Voor de duidelijkheid: een oorlogsjournalist is geen stoere waaghals die zich voortdurend een weg baant tussen kogels en granaten?

De Coster: Nee. Zoiets kan weleens voorvallen, maar oorlogsjournalistiek gaat niet om de actie opzoeken. Het gaat om de grote verhalen die je vaak vindt in de kleine, menselijke getuigenissen. Dat is veel waardevoller. Ik had ook niet het gevoel dat ik tijdens mijn lange interviewsessies tegenover adrenalinejunkies zat.

Toen je hun vroeg om te kiezen tussen ‘oorlog en werk’ of ‘vrede en werkloos’ kozen ze toch voornamelijk het eerste.

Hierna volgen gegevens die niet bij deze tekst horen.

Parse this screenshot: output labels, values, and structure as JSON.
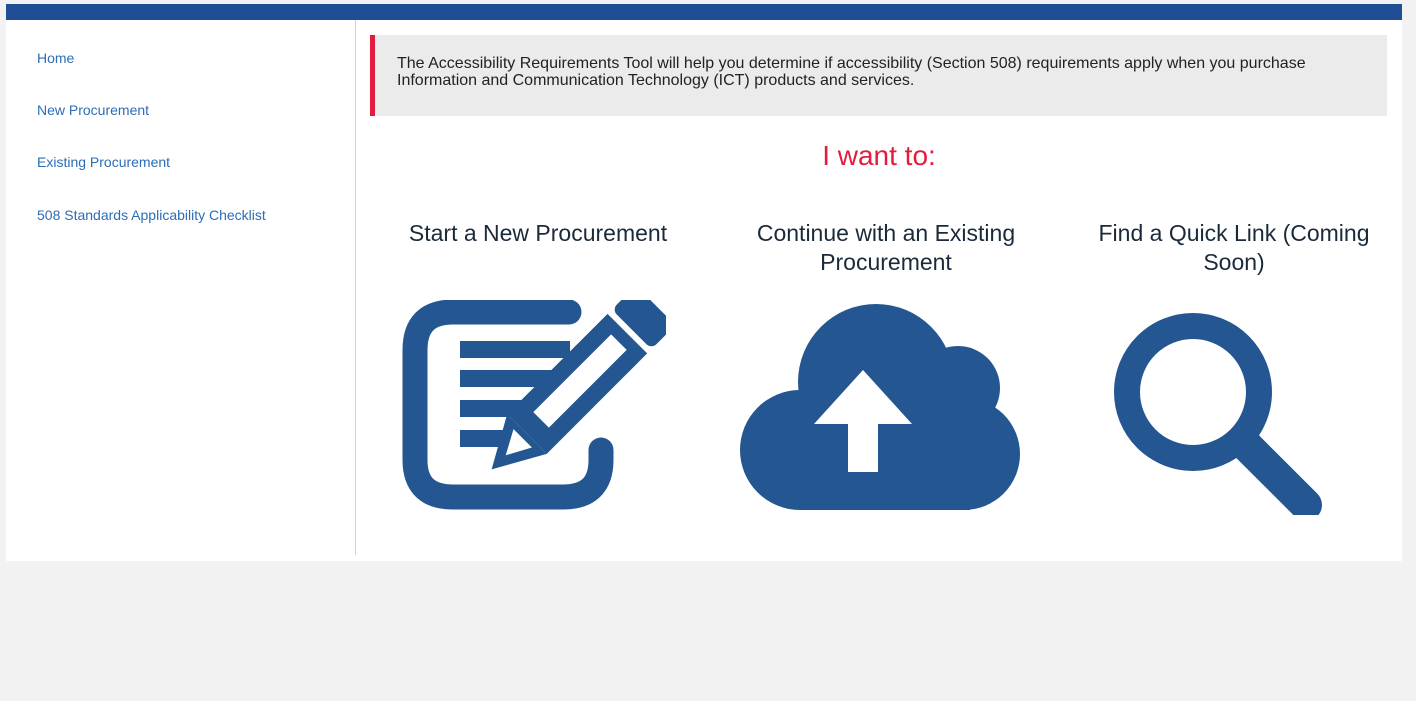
{
  "header": {
    "bar_color": "#1f4e96"
  },
  "sidebar": {
    "items": [
      {
        "label": "Home"
      },
      {
        "label": "New Procurement"
      },
      {
        "label": "Existing Procurement"
      },
      {
        "label": "508 Standards Applicability Checklist"
      }
    ]
  },
  "main": {
    "intro": "The Accessibility Requirements Tool will help you determine if accessibility (Section 508) requirements apply when you purchase Information and Communication Technology (ICT) products and services.",
    "heading": "I want to:",
    "options": [
      {
        "title": "Start a New Procurement",
        "icon": "edit-document-icon"
      },
      {
        "title": "Continue with an Existing Procurement",
        "icon": "cloud-upload-icon"
      },
      {
        "title": "Find a Quick Link (Coming Soon)",
        "icon": "search-icon"
      }
    ]
  },
  "colors": {
    "primary": "#245692",
    "accent": "#e31c3d",
    "link": "#2d6db5"
  }
}
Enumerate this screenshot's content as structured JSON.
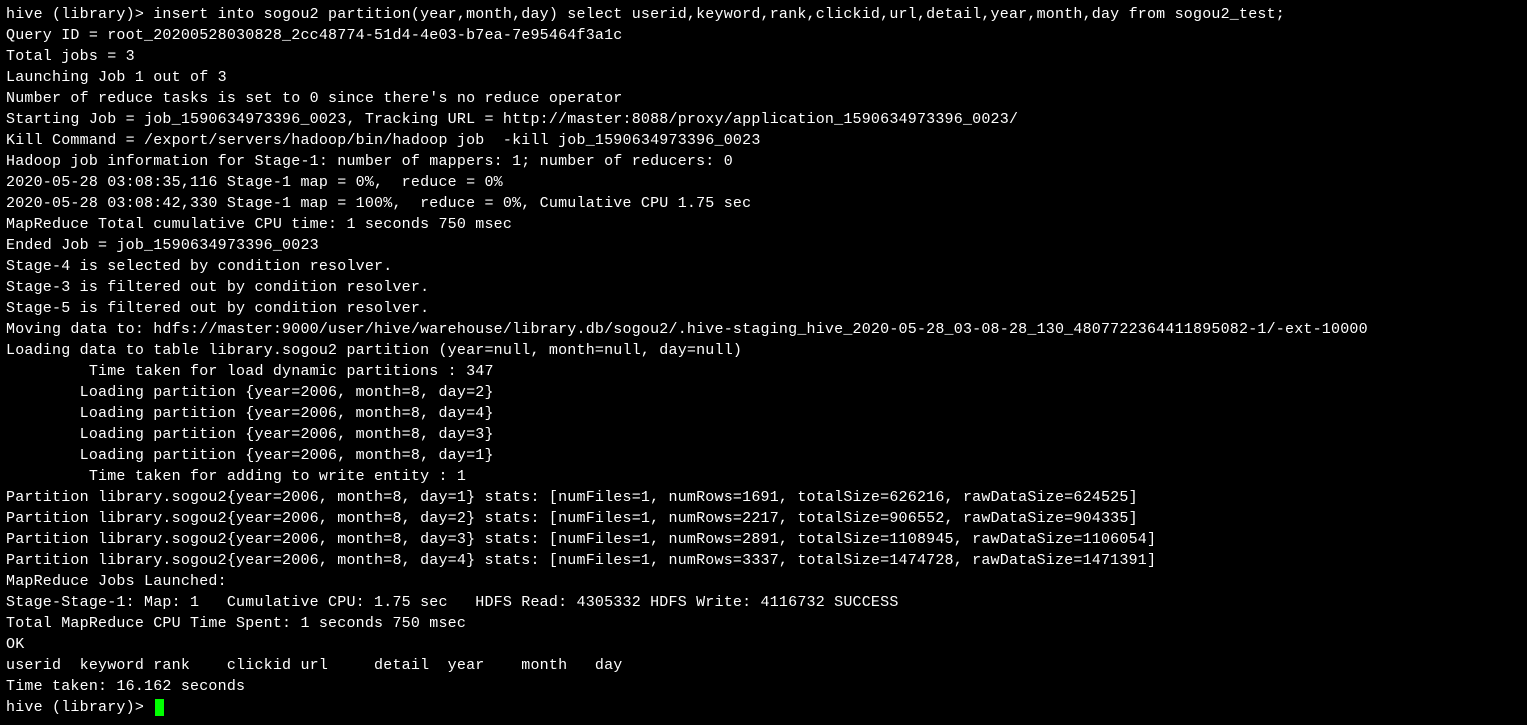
{
  "lines": {
    "l00": "hive (library)> insert into sogou2 partition(year,month,day) select userid,keyword,rank,clickid,url,detail,year,month,day from sogou2_test;",
    "l01": "Query ID = root_20200528030828_2cc48774-51d4-4e03-b7ea-7e95464f3a1c",
    "l02": "Total jobs = 3",
    "l03": "Launching Job 1 out of 3",
    "l04": "Number of reduce tasks is set to 0 since there's no reduce operator",
    "l05": "Starting Job = job_1590634973396_0023, Tracking URL = http://master:8088/proxy/application_1590634973396_0023/",
    "l06": "Kill Command = /export/servers/hadoop/bin/hadoop job  -kill job_1590634973396_0023",
    "l07": "Hadoop job information for Stage-1: number of mappers: 1; number of reducers: 0",
    "l08": "2020-05-28 03:08:35,116 Stage-1 map = 0%,  reduce = 0%",
    "l09": "2020-05-28 03:08:42,330 Stage-1 map = 100%,  reduce = 0%, Cumulative CPU 1.75 sec",
    "l10": "MapReduce Total cumulative CPU time: 1 seconds 750 msec",
    "l11": "Ended Job = job_1590634973396_0023",
    "l12": "Stage-4 is selected by condition resolver.",
    "l13": "Stage-3 is filtered out by condition resolver.",
    "l14": "Stage-5 is filtered out by condition resolver.",
    "l15": "Moving data to: hdfs://master:9000/user/hive/warehouse/library.db/sogou2/.hive-staging_hive_2020-05-28_03-08-28_130_4807722364411895082-1/-ext-10000",
    "l16": "Loading data to table library.sogou2 partition (year=null, month=null, day=null)",
    "l17": "         Time taken for load dynamic partitions : 347",
    "l18": "        Loading partition {year=2006, month=8, day=2}",
    "l19": "        Loading partition {year=2006, month=8, day=4}",
    "l20": "        Loading partition {year=2006, month=8, day=3}",
    "l21": "        Loading partition {year=2006, month=8, day=1}",
    "l22": "         Time taken for adding to write entity : 1",
    "l23": "Partition library.sogou2{year=2006, month=8, day=1} stats: [numFiles=1, numRows=1691, totalSize=626216, rawDataSize=624525]",
    "l24": "Partition library.sogou2{year=2006, month=8, day=2} stats: [numFiles=1, numRows=2217, totalSize=906552, rawDataSize=904335]",
    "l25": "Partition library.sogou2{year=2006, month=8, day=3} stats: [numFiles=1, numRows=2891, totalSize=1108945, rawDataSize=1106054]",
    "l26": "Partition library.sogou2{year=2006, month=8, day=4} stats: [numFiles=1, numRows=3337, totalSize=1474728, rawDataSize=1471391]",
    "l27": "MapReduce Jobs Launched:",
    "l28": "Stage-Stage-1: Map: 1   Cumulative CPU: 1.75 sec   HDFS Read: 4305332 HDFS Write: 4116732 SUCCESS",
    "l29": "Total MapReduce CPU Time Spent: 1 seconds 750 msec",
    "l30": "OK",
    "l31": "userid  keyword rank    clickid url     detail  year    month   day",
    "l32": "Time taken: 16.162 seconds",
    "l33": "hive (library)> "
  }
}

De Coster: Het is maf, maar ik begrijp hen. Hun job is waarmee zij opstaan en gaan slapen. En voor sommigen was het misschien een pragmatisch antwoord: er zal altijd wel ergens oorlog zijn, dus het is een vals dilemma.

Een ander cliché: oorlogsjournalistiek is niet aan vrouwen besteed. Hoe moeilijk was het om vrouwelijke oorlogsreporters te vinden?

De Coster: Het was niet evident. De journalistiek is in het algemeen lang een mannenbastion geweest, en de oorlogsjournalistiek is een van de laatste takken waarin die evolutie zich nog moet voltrekken. Als we de beroepsgroep proportioneel hadden willen representeren, zaten er nog minder vrouwen in de reeks. Maar die scheeftrekking is zich aan het corrigeren. Daphne Wesdorp, met haar 26 jaar onze jongste journalist, is bijvoorbeeld deel van een nieuwe generatie onafhankelijke oorlogsjournalisten die goed begrijpen hoe sociale media werken. Daar zijn er net zo veel vrouwen als mannen vertegenwoordigd.

Robin Ramaekers
Robin Ramaekers © © VRT

Het beroep vergt wat sociale opofferingen. ‘Op café willen mensen verhalen horen waarin ze zich kunnen herkennen, niet “vorige week lag ik onder vuur”’, zegt de Nederlandse reporter Hans Jaap Melissen.

De Coster: Ik denk dat je je sowieso eenzaam voelt als je thuiskomt uit pakweg Afghanistan. Niemand kan echt begrijpen wat je daar hebt doorgemaakt. En dan wordt er ook nog eens gezaagd over verkeerslichten die niet werken of bushaltes die worden afgeschaft. Het dagelijkse leven lijkt dan al snel futiel.

Je noemt oorlogsjournalisten experten in extreem leed. Vertelt iedereen even gemakkelijk over de gruwel?

De Coster: Oorlogsjournalisten zijn getuige van taferelen die de gewone mens vaak nooit te zien krijgt. Om daar niet aan kapot te gaan, moet je je daarvan een klein beetje dissociëren. Vergelijk het met een dokter die niet mag denken aan het leven van het kindje dat op zijn operatietafel ligt. Als je de deur naar emoties te wijd open zet, belemmert dat je functioneren. Het is de hoofdreden waarom ik geen oorlogsjournalist zou kunnen zijn. Ik weet dat ik het niet zou aankunnen om een dode baby of mensen in extreme armoede te zien.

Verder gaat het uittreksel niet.